Wharton Races Against Cancer

Wharton MBAs have tremendous demands on their time: academics, recruiting, extra-curriculars … and perhaps the odd party.  But an incredible group of Wharton students devoted their time to a challenge that was not only a huge personal stretch experience, but also would help others.


Outside of my day job, I’m honored to serve as head running coach for DetermiNation Philadelphia, the endurance athletics program of the American Cancer Society.  Returning from my sabbatical, I set up a team, Wharton Against Cancer, to run the Philly Full or Half Marathon.  Due to the $1,000/person fundraising minimum, the typical team size is 3-4, so I was amazed that 11 gutsy students joined.  Most had never run a half-marathon before, and stretched themselves even further by adding a fundraising target to the physical challenge.
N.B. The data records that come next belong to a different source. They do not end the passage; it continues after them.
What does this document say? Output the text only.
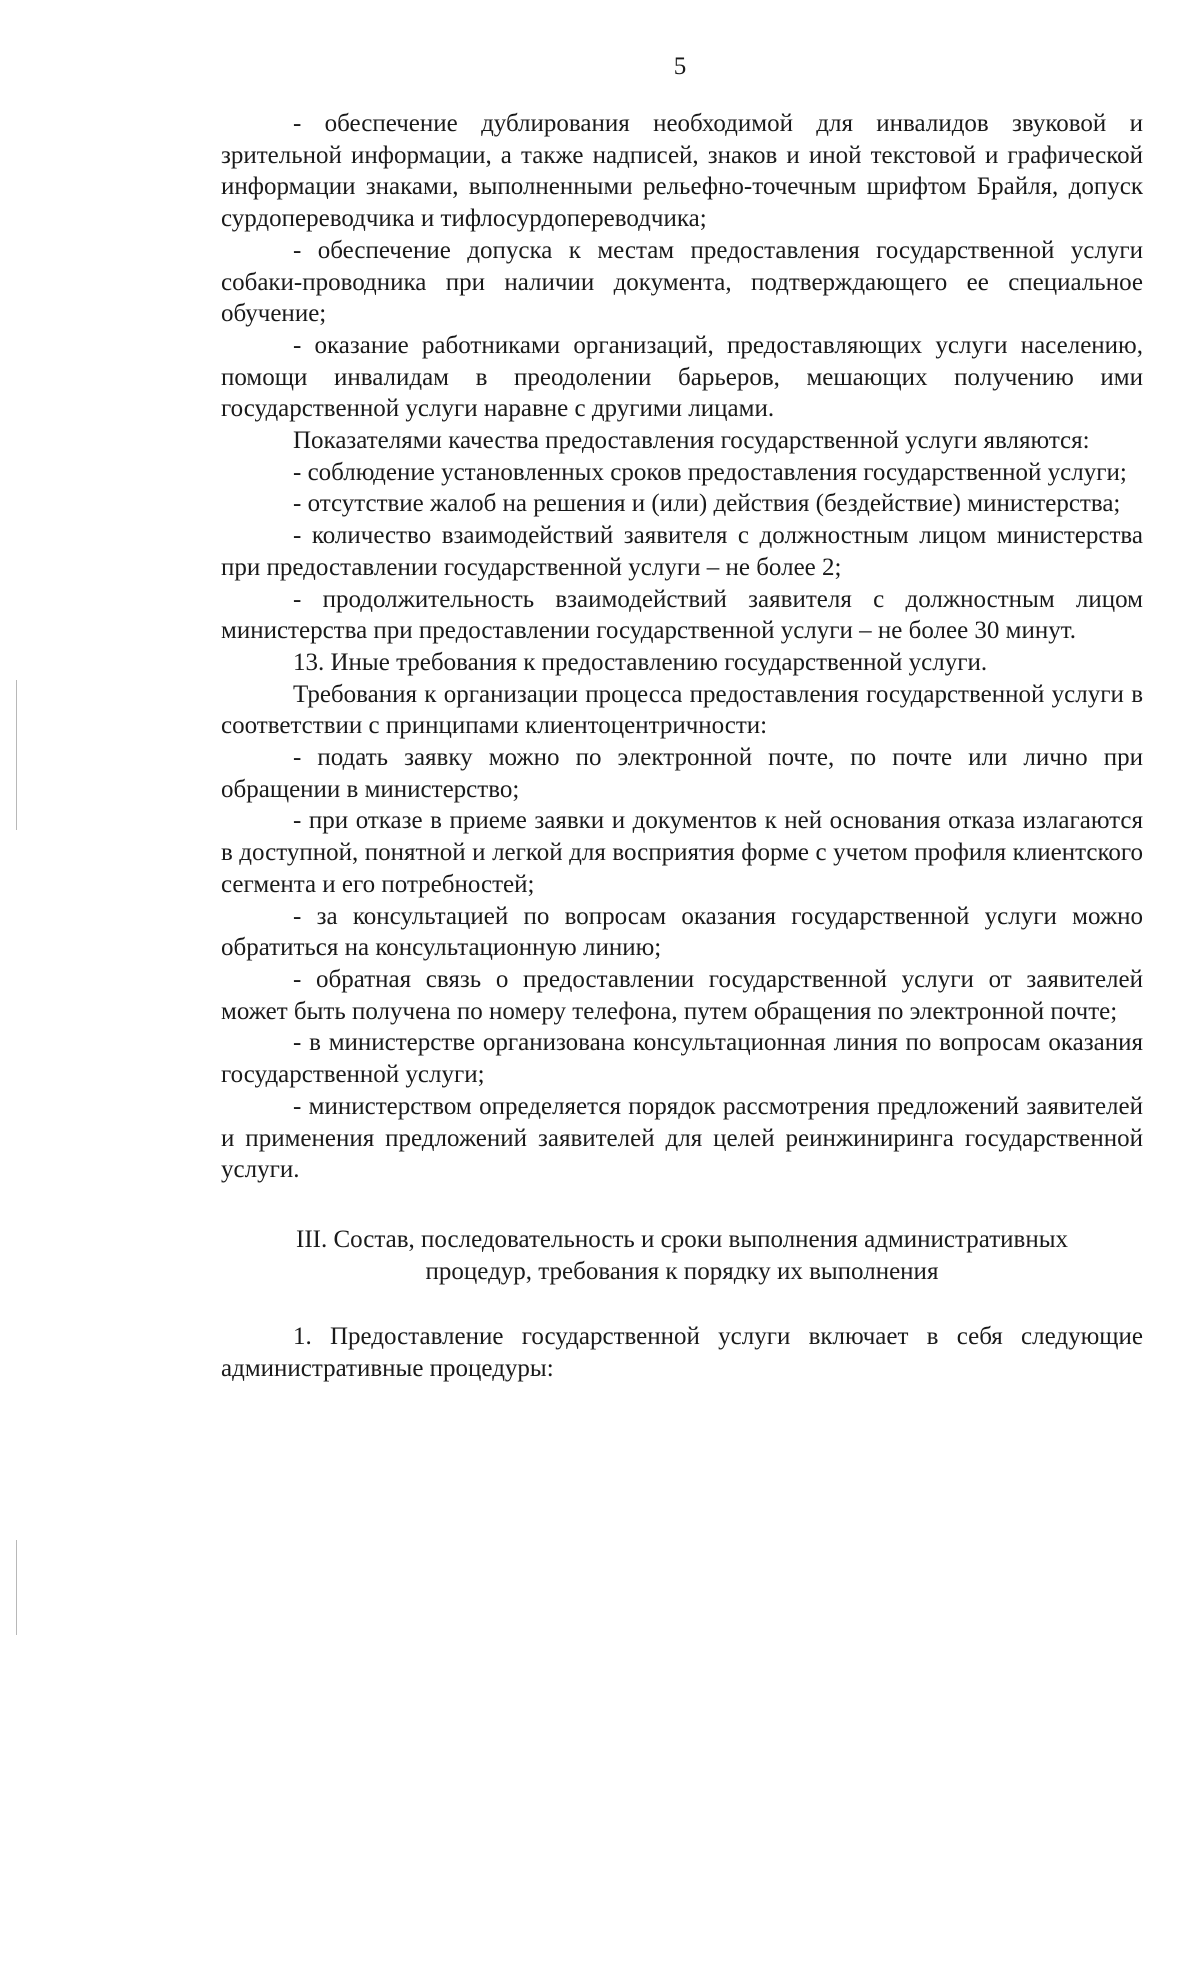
5

- обеспечение дублирования необходимой для инвалидов звуковой и зрительной информации, а также надписей, знаков и иной текстовой и графической информации знаками, выполненными рельефно-точечным шрифтом Брайля, допуск сурдопереводчика и тифлосурдопереводчика;

- обеспечение допуска к местам предоставления государственной услуги собаки-проводника при наличии документа, подтверждающего ее специальное обучение;

- оказание работниками организаций, предоставляющих услуги населению, помощи инвалидам в преодолении барьеров, мешающих получению ими государственной услуги наравне с другими лицами.

Показателями качества предоставления государственной услуги являются:

- соблюдение установленных сроков предоставления государственной услуги;

- отсутствие жалоб на решения и (или) действия (бездействие) министерства;

- количество взаимодействий заявителя с должностным лицом министерства при предоставлении государственной услуги – не более 2;

- продолжительность взаимодействий заявителя с должностным лицом министерства при предоставлении государственной услуги – не более 30 минут.

13. Иные требования к предоставлению государственной услуги.

Требования к организации процесса предоставления государственной услуги в соответствии с принципами клиентоцентричности:

- подать заявку можно по электронной почте, по почте или лично при обращении в министерство;

- при отказе в приеме заявки и документов к ней основания отказа излагаются в доступной, понятной и легкой для восприятия форме с учетом профиля клиентского сегмента и его потребностей;

- за консультацией по вопросам оказания государственной услуги можно обратиться на консультационную линию;

- обратная связь о предоставлении государственной услуги от заявителей может быть получена по номеру телефона, путем обращения по электронной почте;

- в министерстве организована консультационная линия по вопросам оказания государственной услуги;

- министерством определяется порядок рассмотрения предложений заявителей и применения предложений заявителей для целей реинжиниринга государственной услуги.

III. Состав, последовательность и сроки выполнения административных
процедур, требования к порядку их выполнения

1. Предоставление государственной услуги включает в себя следующие административные процедуры:
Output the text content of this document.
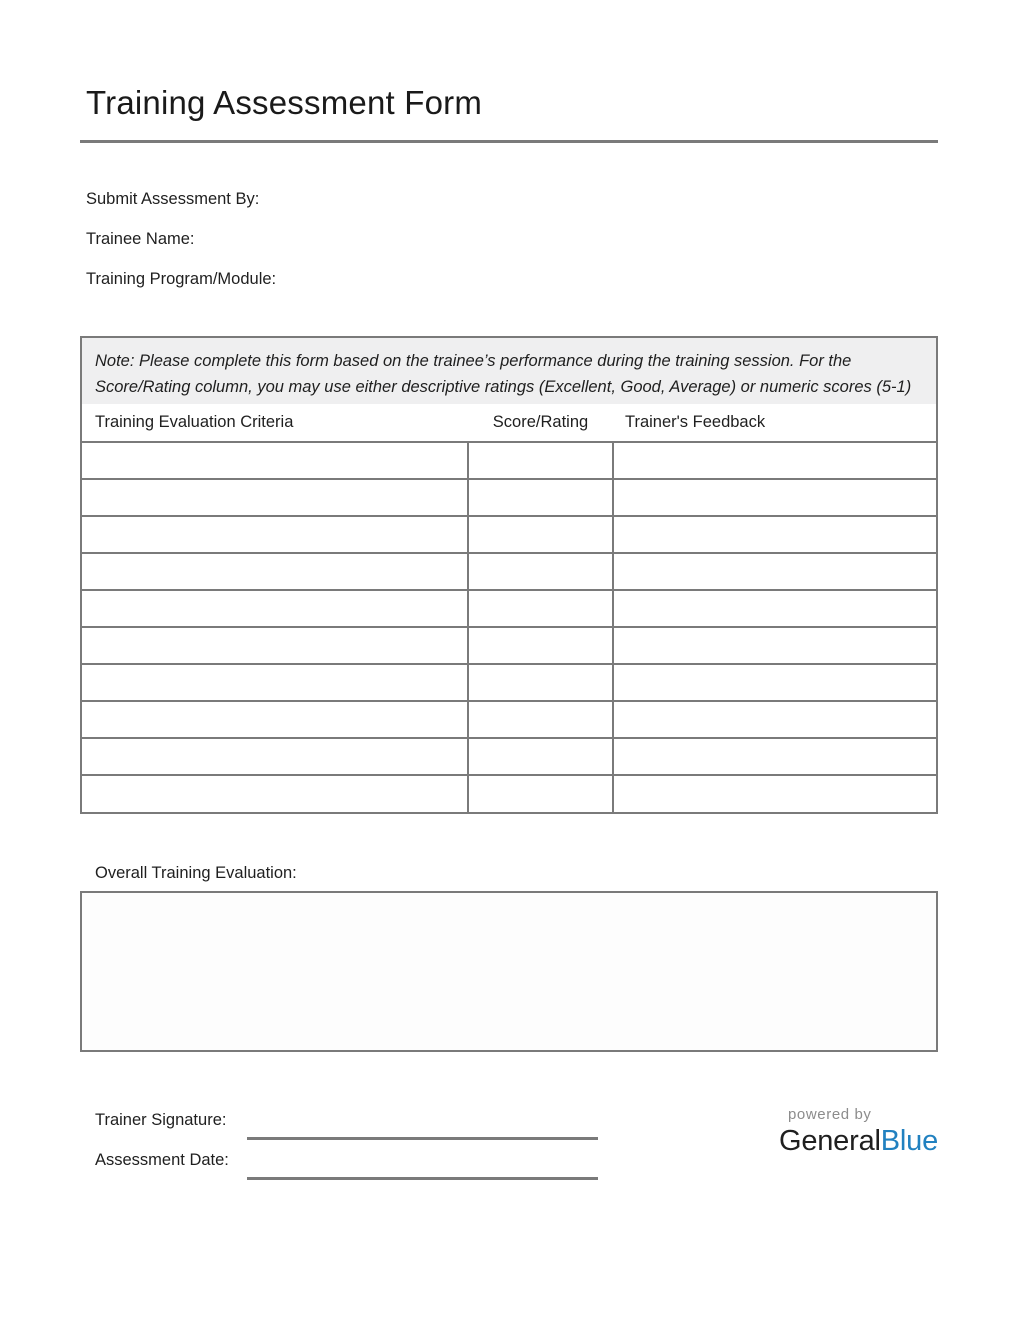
Training Assessment Form
Submit Assessment By:
Trainee Name:
Training Program/Module:
Note: Please complete this form based on the trainee’s performance during the training session. For the Score/Rating column, you may use either descriptive ratings (Excellent, Good, Average) or numeric scores (5-1)
Training Evaluation Criteria	Score/Rating	Trainer's Feedback

Overall Training Evaluation:
Trainer Signature:
Assessment Date:
powered by
GeneralBlue
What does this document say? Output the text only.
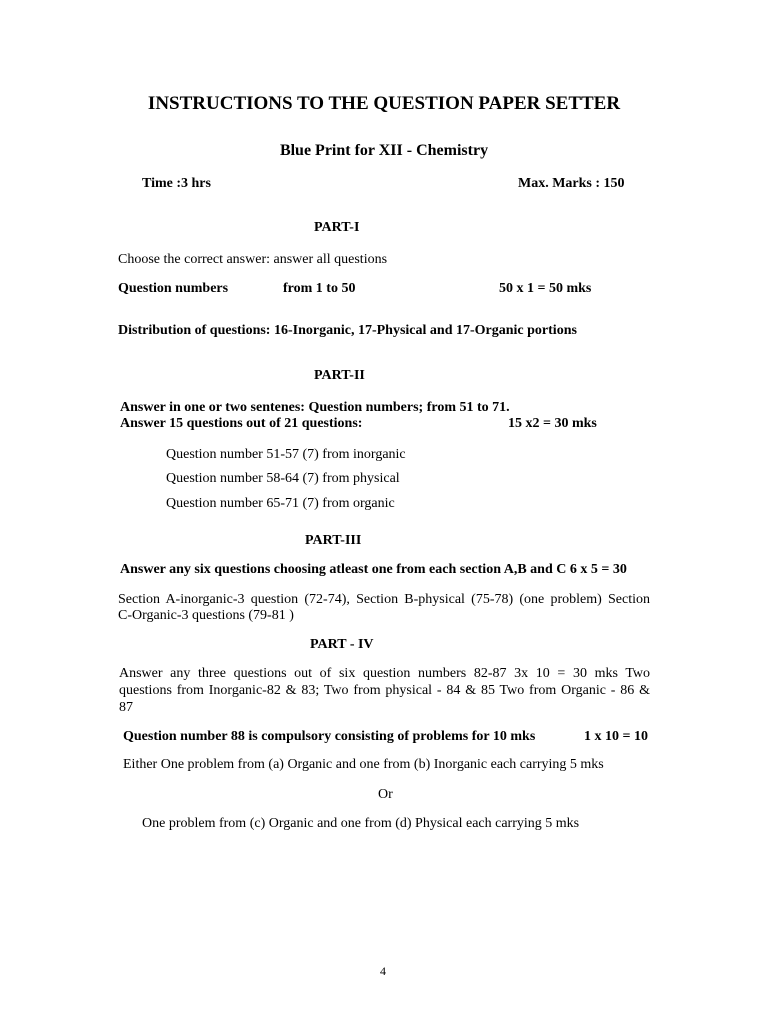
INSTRUCTIONS TO THE QUESTION PAPER SETTER
Blue Print for XII - Chemistry
Time :3 hrs	Max. Marks : 150
PART-I
Choose the correct answer: answer all questions
Question numbers	from 1 to 50	50 x 1 = 50 mks
Distribution of questions: 16-Inorganic, 17-Physical and 17-Organic portions
PART-II
Answer in one or two sentenes: Question numbers; from 51 to 71.
Answer 15 questions out of 21 questions:	15 x2 = 30 mks
Question number 51-57 (7) from inorganic
Question number 58-64 (7) from physical
Question number 65-71 (7) from organic
PART-III
Answer any six questions choosing atleast one from each section A,B and C 6 x 5 = 30
Section A-inorganic-3 question (72-74), Section B-physical (75-78) (one problem) Section
C-Organic-3 questions (79-81 )
PART - IV
Answer any three questions out of six question numbers 82-87 3x 10 = 30 mks Two
questions from Inorganic-82 & 83; Two from physical - 84 & 85 Two from Organic - 86 &
87
Question number 88 is compulsory consisting of problems for 10 mks	1 x 10 = 10
Either One problem from (a) Organic and one from (b) Inorganic each carrying 5 mks
Or
One problem from (c) Organic and one from (d) Physical each carrying 5 mks
4
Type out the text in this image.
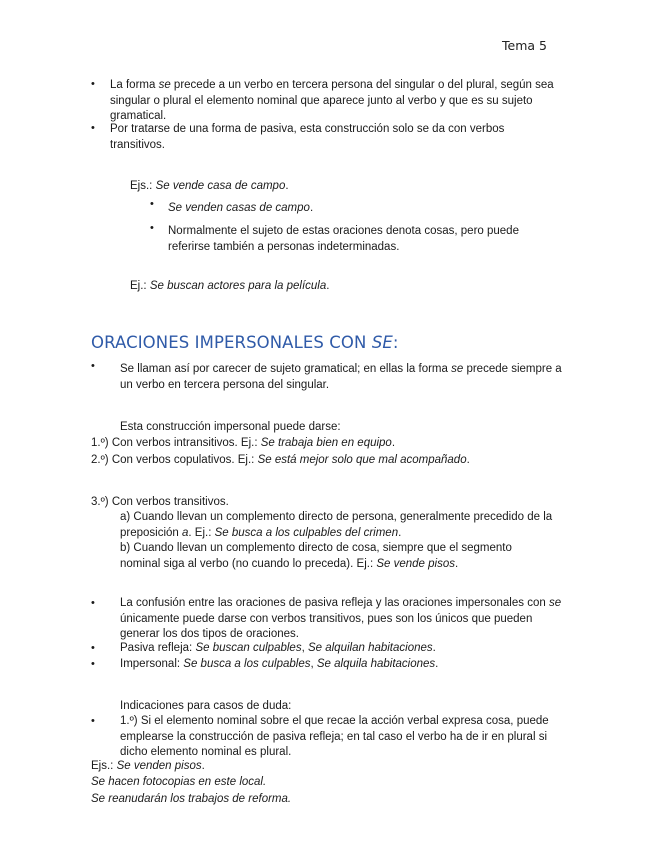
Tema 5
• La forma se precede a un verbo en tercera persona del singular o del plural, según sea singular o plural el elemento nominal que aparece junto al verbo y que es su sujeto gramatical.
• Por tratarse de una forma de pasiva, esta construcción solo se da con verbos transitivos.
Ejs.: Se vende casa de campo.
• Se venden casas de campo.
• Normalmente el sujeto de estas oraciones denota cosas, pero puede referirse también a personas indeterminadas.
Ej.: Se buscan actores para la película.
ORACIONES IMPERSONALES CON SE:
• Se llaman así por carecer de sujeto gramatical; en ellas la forma se precede siempre a un verbo en tercera persona del singular.
Esta construcción impersonal puede darse:
1.º) Con verbos intransitivos. Ej.: Se trabaja bien en equipo.
2.º) Con verbos copulativos. Ej.: Se está mejor solo que mal acompañado.
3.º) Con verbos transitivos.
a) Cuando llevan un complemento directo de persona, generalmente precedido de la preposición a. Ej.: Se busca a los culpables del crimen.
b) Cuando llevan un complemento directo de cosa, siempre que el segmento nominal siga al verbo (no cuando lo preceda). Ej.: Se vende pisos.
• La confusión entre las oraciones de pasiva refleja y las oraciones impersonales con se únicamente puede darse con verbos transitivos, pues son los únicos que pueden generar los dos tipos de oraciones.
• Pasiva refleja: Se buscan culpables, Se alquilan habitaciones.
• Impersonal: Se busca a los culpables, Se alquila habitaciones.
Indicaciones para casos de duda:
• 1.º) Si el elemento nominal sobre el que recae la acción verbal expresa cosa, puede emplearse la construcción de pasiva refleja; en tal caso el verbo ha de ir en plural si dicho elemento nominal es plural.
Ejs.: Se venden pisos.
Se hacen fotocopias en este local.
Se reanudarán los trabajos de reforma.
Why? Eoin Condren (WG ’14) explained: “I ran the race for the challenge.  I never imagined before I came to Wharton that I’d be donning my running shoes and shorts, but we’ve been told enough times that these two years are all about stretch experiences.”


Borja Deniz (WG ’14) noted: “Because, unfortunately, cancer is a disease that affects millions of people … being at Wharton is a recognition and an opportunity for me, and I believe we have more responsibility than others to be aware of the problems in the world and try to do significant things.”


We were joined by Amy Chiu (WG ’13), Jenn Doran (WG ’14), Zurine Eguizabal (WG ’14), Brent Frissora (WG ’13) and his mother Jenny, Nicole Hong (WG ’14), Max Kretchmer (WG ’14), Lane Rettig (WG ’14), Eva Wang (WG ’13), and Ying Wang (WG ’14).  We were amazed at the generosity of our classmates and colleagues, who helped us raise over $15,700 and receive the Top Fundraising Team award.  Their donations will help thousands of people who they will never meet and who will never get the chance to thank them.


There was a special feeling among the Wharton athletes as we warmed up together on race morning.  Before Wharton we were consultants, policymakers, software developers; we hailed from Ireland, Korea, Spain.  But today we were united by a common goal.


Everybody crushed it.  After finishing my half-marathon, I jogged back to the 12-mile mark to cheer on my team-mates.  When I saw them running with both fortitude and joy even after 12 miles, I felt tremendous pride.  I saw Borja, Eoin, and Max en route to smashing the 2-hour mark.  I jumped in with Nicole for her final mile.  She found a second wind, overtaking hundreds of runners and not being passed by a single person.  She beamed that it was perhaps the happiest day since I moved to Philadelphia. I was happy because I achieved what seemed almost impossible, but more importantly, there were so many people on the street cheering for all the runners, and I really felt like I belong to this city and country. I was also really touched when I saw my dear learning team friends. It was such a freezing early Sunday morning, but they still came out to cheer for me! Learning team J8, you guys are the best!”


I jogged to mile 25 and saw Amy looking very strong, on her way to completing her first marathon in under 4 hours.  Then I jumped in with Lane and ran the final mile with himLane later said: “I thought that, if I could finish a marathon on top of all the challenges I’m facing as a first-year MBA student, then I could truly do anything, and that the experience would give me strength and confidence to face all of my other challenges. It was especially meaningful because I devoted the race to my mother, who lived in Philadelphia. I lost her last year.  That last mile was unbelievable. I’ve never felt anything like that before in my life. It was simultaneously exhilarating, terrifying, energizing.”


Dan Lavelle, the DetermiNation Event Manager, wrote to me: “The Wharton Against Cancer team has been one of my proudest moments with DetermiNation.  For these students, who are so incredibly intelligent and immersed in their education, to take on an additional challenge of running … and not just running for its own sake … but for those impacted by cancer all over the world, is something very special to me.”


Shash Mody (WG ’13) ran for a different cause.  When in Minnesota for a case competition, he met a teacher of 43 Somalian first-grade refugees.  Shocked to learn that the school, had intermittent running water, no textbooks, and a scarcity of simple supplies such as pencils, crayons, and glue, Shash raised over $1,500 so that the kids now have basic supplies to get an education.  He hopes that this “’shows how easy it is to make a difference, and that others too will act upon initiatives they feel strongly about.”


The movie Spiderman taught us that “with great power comes great responsibility.” Wharton students have the talent, resources, and network to achieve great things that help themselves, or that help others.  These students – and those who supported them through sponsorship, coming out to cheer for them on a cold Sunday morning, or through simple appreciation and encouragement – are a credit to our brand and a credit to the Wharton community.